I’m currently in the middle of several trans-disciplinary projects, working onsite with thinkers and scientists between Copenhagen, Berlin, and Sevres. This laboratory suits my interests completely, as my artistic practice is woven from themes of landless people and nameless lands, explorations of the non-manmade spectacle and the unspectacular space of introversion. My primary medium is the invisible known. Now I’m Copenhagen, doing two back-to-back artist residencies for the summer, and I have several irons in the fire, including mining the city’s cartography archive, measuring nameless islands off the Danish coastline, co-organizing a math-art salon with the University of Copenhagen, making field recordings with the Karen Blixen Museum’s ornithologists, etc. My closest collaborator for the last ten years is a research mathematician who is currently working out of the University of Western Ontario Department of Mathematics, and, largely due to this profound creative bond, making inquiries between disciplines has become essential to my practice. I’m also working with an engineer from the German Metrology Institute in Berlin who is on the team researching the absolute kilogram, which has further connected me to the International Bureau of Weights and Measures in Sevres, France, which I will be visiting several times this summer. I also work with Toves Galleri in Copenhagen and had the privilege of exhibiting with them in conjunction with the Niels Bohr Institute last year.

What I take from these encounters I examine through my own lens, from a position in post-conceptual art and philosophy, and with the hope that the final result of all that research ends in the simplicity and richness of, let’s say, a Johnny Cash song. I am U.S. born and am normally based in Berlin. For the last decade, I have been pursuing overland exploration in North America, Europe, Russia, and Central & Southeast Asia (the more remote the better), processing it via mapmaking, drawing, performance, sound and storytelling.

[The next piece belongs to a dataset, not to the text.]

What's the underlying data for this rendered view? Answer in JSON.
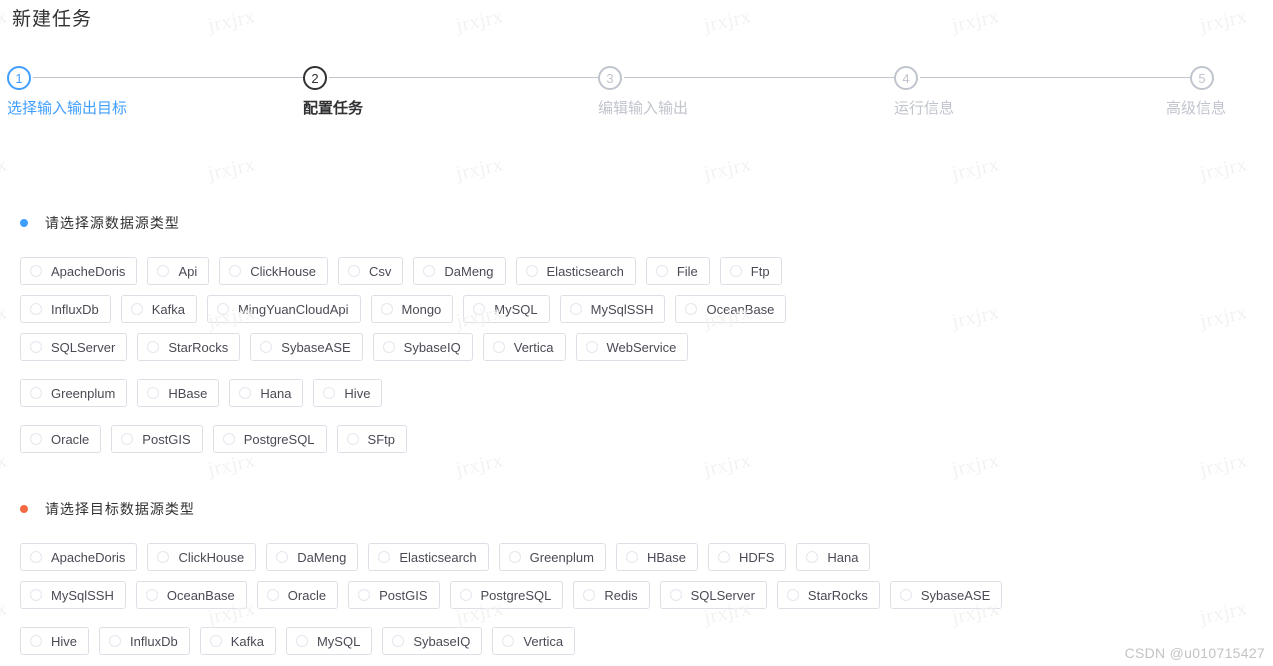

I begin most projects with an intentionally simple, naïve inquiry – often based in a kernel of natural science – that I see as informing the human condition. Overlaying the “objective” geometry of maps and vectors of performative actions over real-life, organic architectural and geographic spaces, the body is entered into a surprisingly complicated landscape, ripe with questions and stories. Through creating uncompromising, unreasonable frames (such as a 6.5 hour walk to meet the sound of a tree that has been cut down thousands of kilometers away), I put the audience in situations that provoke unexpected inconveniences, discoveries, shifts in perception of time and spatial scales, and tertiary events that determine the ultimate form of the work. I take something that is of a literary nature and make it literal in a quest to empower radical slowness and rigorous absurdity, making something that sounds fictional into utter, unembellished non-fiction.